Biden’s campaign would disagree with those in Asia who seem relaxed about Trump’s return, and in many ways they would be right to do so. A second Trump administration is likely to cause considerable damage to the region, from his dismissive and transactional approach to existing U.S. alliances to the small but rising risk of a destabilizing military conflict with China itself. It is also true that doubts about Biden are far from universal. Many in the region would welcome a less pugnacious period of U.S. diplomacy, and hope for a new period of accommodation. “The two powers must work out a modus vivendi that will be competitive in some areas without allowing rivalry to poison cooperation in others,” as Singapore’s Prime Minister Lee Hsien Loong wrote recently—a prospect more likely under Biden than Trump.

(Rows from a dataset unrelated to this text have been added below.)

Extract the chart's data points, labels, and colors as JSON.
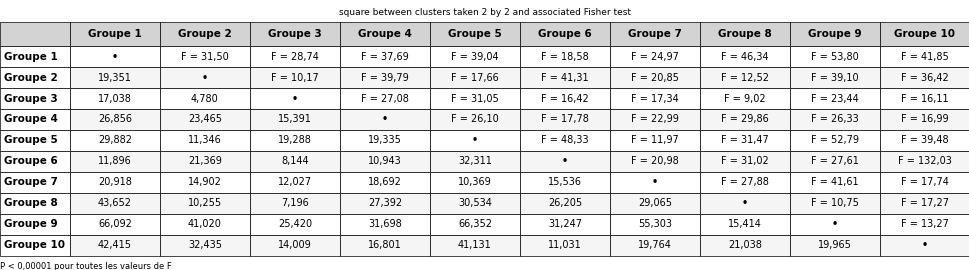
{
  "title": "square between clusters taken 2 by 2 and associated Fisher test",
  "columns": [
    "",
    "Groupe 1",
    "Groupe 2",
    "Groupe 3",
    "Groupe 4",
    "Groupe 5",
    "Groupe 6",
    "Groupe 7",
    "Groupe 8",
    "Groupe 9",
    "Groupe 10"
  ],
  "rows": [
    [
      "Groupe 1",
      "-",
      "F = 31,50",
      "F = 28,74",
      "F = 37,69",
      "F = 39,04",
      "F = 18,58",
      "F = 24,97",
      "F = 46,34",
      "F = 53,80",
      "F = 41,85"
    ],
    [
      "Groupe 2",
      "19,351",
      "-",
      "F = 10,17",
      "F = 39,79",
      "F = 17,66",
      "F = 41,31",
      "F = 20,85",
      "F = 12,52",
      "F = 39,10",
      "F = 36,42"
    ],
    [
      "Groupe 3",
      "17,038",
      "4,780",
      "-",
      "F = 27,08",
      "F = 31,05",
      "F = 16,42",
      "F = 17,34",
      "F = 9,02",
      "F = 23,44",
      "F = 16,11"
    ],
    [
      "Groupe 4",
      "26,856",
      "23,465",
      "15,391",
      "-",
      "F = 26,10",
      "F = 17,78",
      "F = 22,99",
      "F = 29,86",
      "F = 26,33",
      "F = 16,99"
    ],
    [
      "Groupe 5",
      "29,882",
      "11,346",
      "19,288",
      "19,335",
      "-",
      "F = 48,33",
      "F = 11,97",
      "F = 31,47",
      "F = 52,79",
      "F = 39,48"
    ],
    [
      "Groupe 6",
      "11,896",
      "21,369",
      "8,144",
      "10,943",
      "32,311",
      "-",
      "F = 20,98",
      "F = 31,02",
      "F = 27,61",
      "F = 132,03"
    ],
    [
      "Groupe 7",
      "20,918",
      "14,902",
      "12,027",
      "18,692",
      "10,369",
      "15,536",
      "-",
      "F = 27,88",
      "F = 41,61",
      "F = 17,74"
    ],
    [
      "Groupe 8",
      "43,652",
      "10,255",
      "7,196",
      "27,392",
      "30,534",
      "26,205",
      "29,065",
      "-",
      "F = 10,75",
      "F = 17,27"
    ],
    [
      "Groupe 9",
      "66,092",
      "41,020",
      "25,420",
      "31,698",
      "66,352",
      "31,247",
      "55,303",
      "15,414",
      "-",
      "F = 13,27"
    ],
    [
      "Groupe 10",
      "42,415",
      "32,435",
      "14,009",
      "16,801",
      "41,131",
      "11,031",
      "19,764",
      "21,038",
      "19,965",
      "-"
    ]
  ],
  "footnote": "P < 0,00001 pour toutes les valeurs de F",
  "header_bg": "#d3d3d3",
  "row_label_bg": "#ffffff",
  "cell_bg_even": "#ffffff",
  "cell_bg_odd": "#f5f5f5",
  "border_color": "#000000",
  "header_font_size": 7.5,
  "cell_font_size": 7.0,
  "bold_headers": true
}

What’s more, Biden has by now articulated a far tougher China policy than Obama ever did. He called Chinese President Xi Jinping a “thug” in one Democratic presidential debate earlier this year. In another, he painted China as “an authoritarian dictatorship.” Like most U.S. political leaders, he has long given up on the idea that China can be reformed, arguing instead that the United States must out-compete its Asian rival. His campaign has sent more subtle signals to Asian audiences too, not least by reaching out to the Association of Southeast Asian Nations (ASEAN) and hinting that Biden would make a point of attending regional meetings that Trump so often skipped. “ASEAN is essential to tackling major challenges like climate change and global health,” Anthony Blinken, one of Biden’s senior advisors, recently wrote on Twitter. “President Biden will show up and engage ASEAN on critical issues.”
Biden’s emphasis on values might appeal to U.S. progressives, but in Asia it comes with less fortunate Obama-era overtones.

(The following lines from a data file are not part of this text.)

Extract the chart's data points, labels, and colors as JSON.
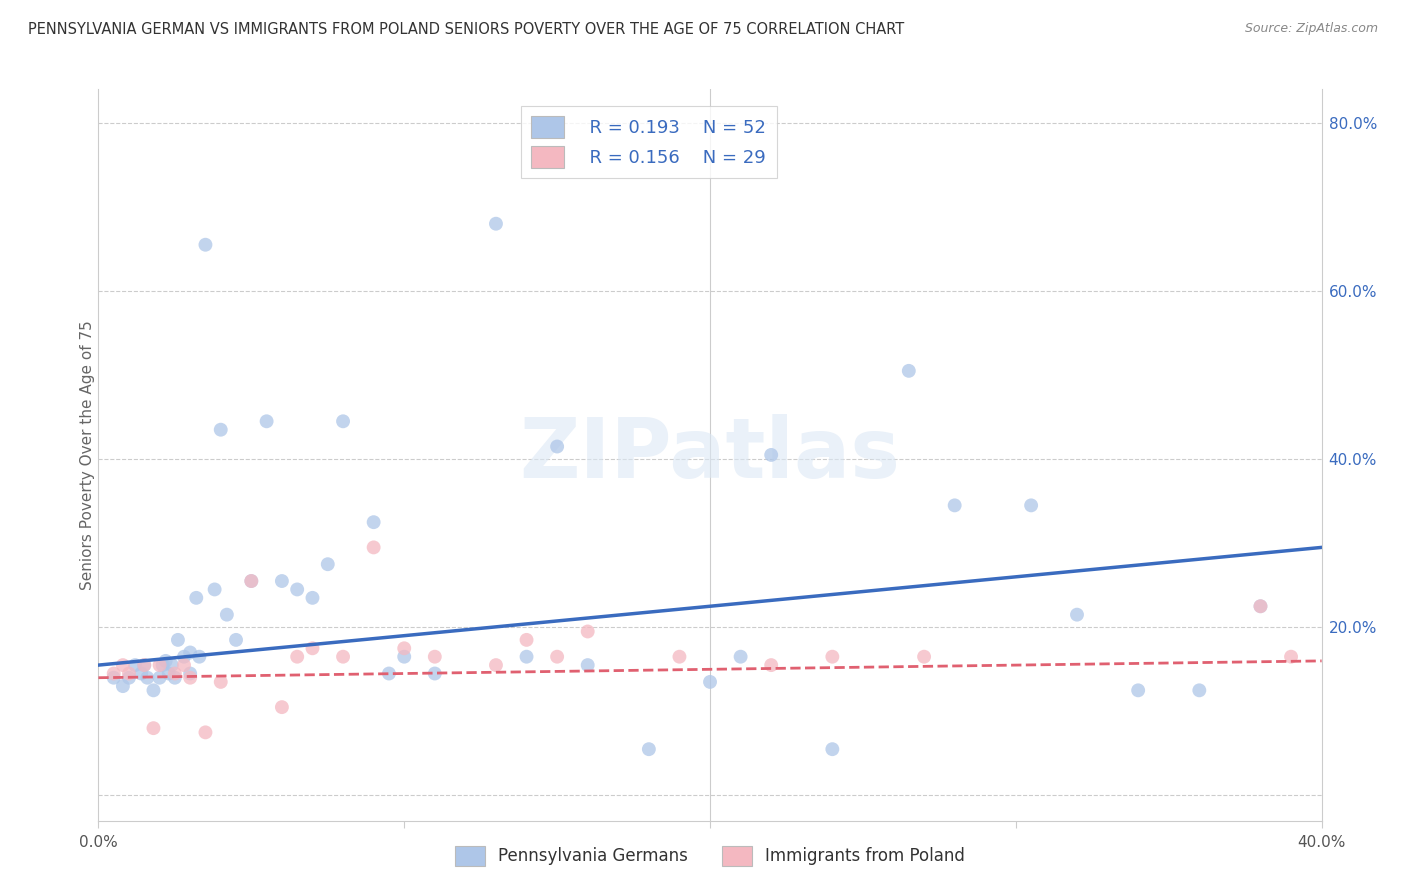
{
  "title": "PENNSYLVANIA GERMAN VS IMMIGRANTS FROM POLAND SENIORS POVERTY OVER THE AGE OF 75 CORRELATION CHART",
  "source": "Source: ZipAtlas.com",
  "ylabel": "Seniors Poverty Over the Age of 75",
  "xmin": 0.0,
  "xmax": 0.4,
  "ymin": -0.03,
  "ymax": 0.84,
  "legend_r1": "R = 0.193",
  "legend_n1": "N = 52",
  "legend_r2": "R = 0.156",
  "legend_n2": "N = 29",
  "blue_scatter_x": [
    0.005,
    0.008,
    0.01,
    0.012,
    0.014,
    0.015,
    0.016,
    0.018,
    0.02,
    0.021,
    0.022,
    0.023,
    0.024,
    0.025,
    0.026,
    0.028,
    0.03,
    0.03,
    0.032,
    0.033,
    0.035,
    0.038,
    0.04,
    0.042,
    0.045,
    0.05,
    0.055,
    0.06,
    0.065,
    0.07,
    0.075,
    0.08,
    0.09,
    0.095,
    0.1,
    0.11,
    0.13,
    0.14,
    0.15,
    0.16,
    0.18,
    0.2,
    0.21,
    0.22,
    0.24,
    0.265,
    0.28,
    0.305,
    0.32,
    0.34,
    0.36,
    0.38
  ],
  "blue_scatter_y": [
    0.14,
    0.13,
    0.14,
    0.155,
    0.145,
    0.155,
    0.14,
    0.125,
    0.14,
    0.155,
    0.16,
    0.145,
    0.155,
    0.14,
    0.185,
    0.165,
    0.17,
    0.145,
    0.235,
    0.165,
    0.655,
    0.245,
    0.435,
    0.215,
    0.185,
    0.255,
    0.445,
    0.255,
    0.245,
    0.235,
    0.275,
    0.445,
    0.325,
    0.145,
    0.165,
    0.145,
    0.68,
    0.165,
    0.415,
    0.155,
    0.055,
    0.135,
    0.165,
    0.405,
    0.055,
    0.505,
    0.345,
    0.345,
    0.215,
    0.125,
    0.125,
    0.225
  ],
  "pink_scatter_x": [
    0.005,
    0.008,
    0.01,
    0.015,
    0.018,
    0.02,
    0.025,
    0.028,
    0.03,
    0.035,
    0.04,
    0.05,
    0.06,
    0.065,
    0.07,
    0.08,
    0.09,
    0.1,
    0.11,
    0.13,
    0.14,
    0.15,
    0.16,
    0.19,
    0.22,
    0.24,
    0.27,
    0.38,
    0.39
  ],
  "pink_scatter_y": [
    0.145,
    0.155,
    0.145,
    0.155,
    0.08,
    0.155,
    0.145,
    0.155,
    0.14,
    0.075,
    0.135,
    0.255,
    0.105,
    0.165,
    0.175,
    0.165,
    0.295,
    0.175,
    0.165,
    0.155,
    0.185,
    0.165,
    0.195,
    0.165,
    0.155,
    0.165,
    0.165,
    0.225,
    0.165
  ],
  "blue_line_x": [
    0.0,
    0.4
  ],
  "blue_line_y": [
    0.155,
    0.295
  ],
  "pink_line_x": [
    0.0,
    0.4
  ],
  "pink_line_y": [
    0.14,
    0.16
  ],
  "blue_color": "#aec6e8",
  "pink_color": "#f4b8c1",
  "blue_line_color": "#3a6bbf",
  "pink_line_color": "#e06070",
  "scatter_size": 100,
  "scatter_alpha": 0.75,
  "legend_label1": "Pennsylvania Germans",
  "legend_label2": "Immigrants from Poland",
  "watermark": "ZIPatlas",
  "right_ytick_vals": [
    0.0,
    0.2,
    0.4,
    0.6,
    0.8
  ],
  "right_ytick_labels": [
    "",
    "20.0%",
    "40.0%",
    "60.0%",
    "80.0%"
  ]
}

Yet even as Biden and his team push this more hawkish China tone, they face dilemmas. The first involves human rights. Biden has made this a centerpiece of a tougher approach to Beijing, often highlighting the plight of millions of ethnic Uighur Muslims in Xinjiang. “I’ll put values back at the center of American foreign policy,” he said in a toughly worded statement this month that also focused on Tibet. This might appeal to U.S. progressives, but in Asia it comes with less fortunate Obama-era overtones of Washington lecturing its friends and pushing for democratic reforms.
Then there is a second problem of conflicting priorities, most obviously over climate change. “The United States does need to get tough with China,” Biden wrote recently. “The most effective way to meet that challenge is to build a united front of U.S. allies and partners to confront China’s abusive behaviors and human rights violations, even as we seek to cooperate with Beijing on issues where our interests converge, such as climate change.” Given his alarming lack of interest in climate issues, this tension never troubled Trump. Biden cannot wish it away, and is under immense pressure to make progress from within his own party. Any hope of doing so, however, requires engagement with China as the world’s largest carbon emitter. For critics like Kausikan, it is precisely this rebalancing of issues that suggests Biden could return to what they view as Obama’s mushy mix of priorities.
Ultimately, Asian nations will adapt to whichever candidate ends up in the White House. Were Biden to prevail, he may be able to assuage his doubters quickly, leaving little nostalgia for Trump’s era of unpredictability. For now, however, Asia’s doubts about him are real. Biden’s true priority is to win over American voters. But given that he has put working with U.S. partners in Asia at the heart of any future foreign policy, a little more reassurance would not go amiss.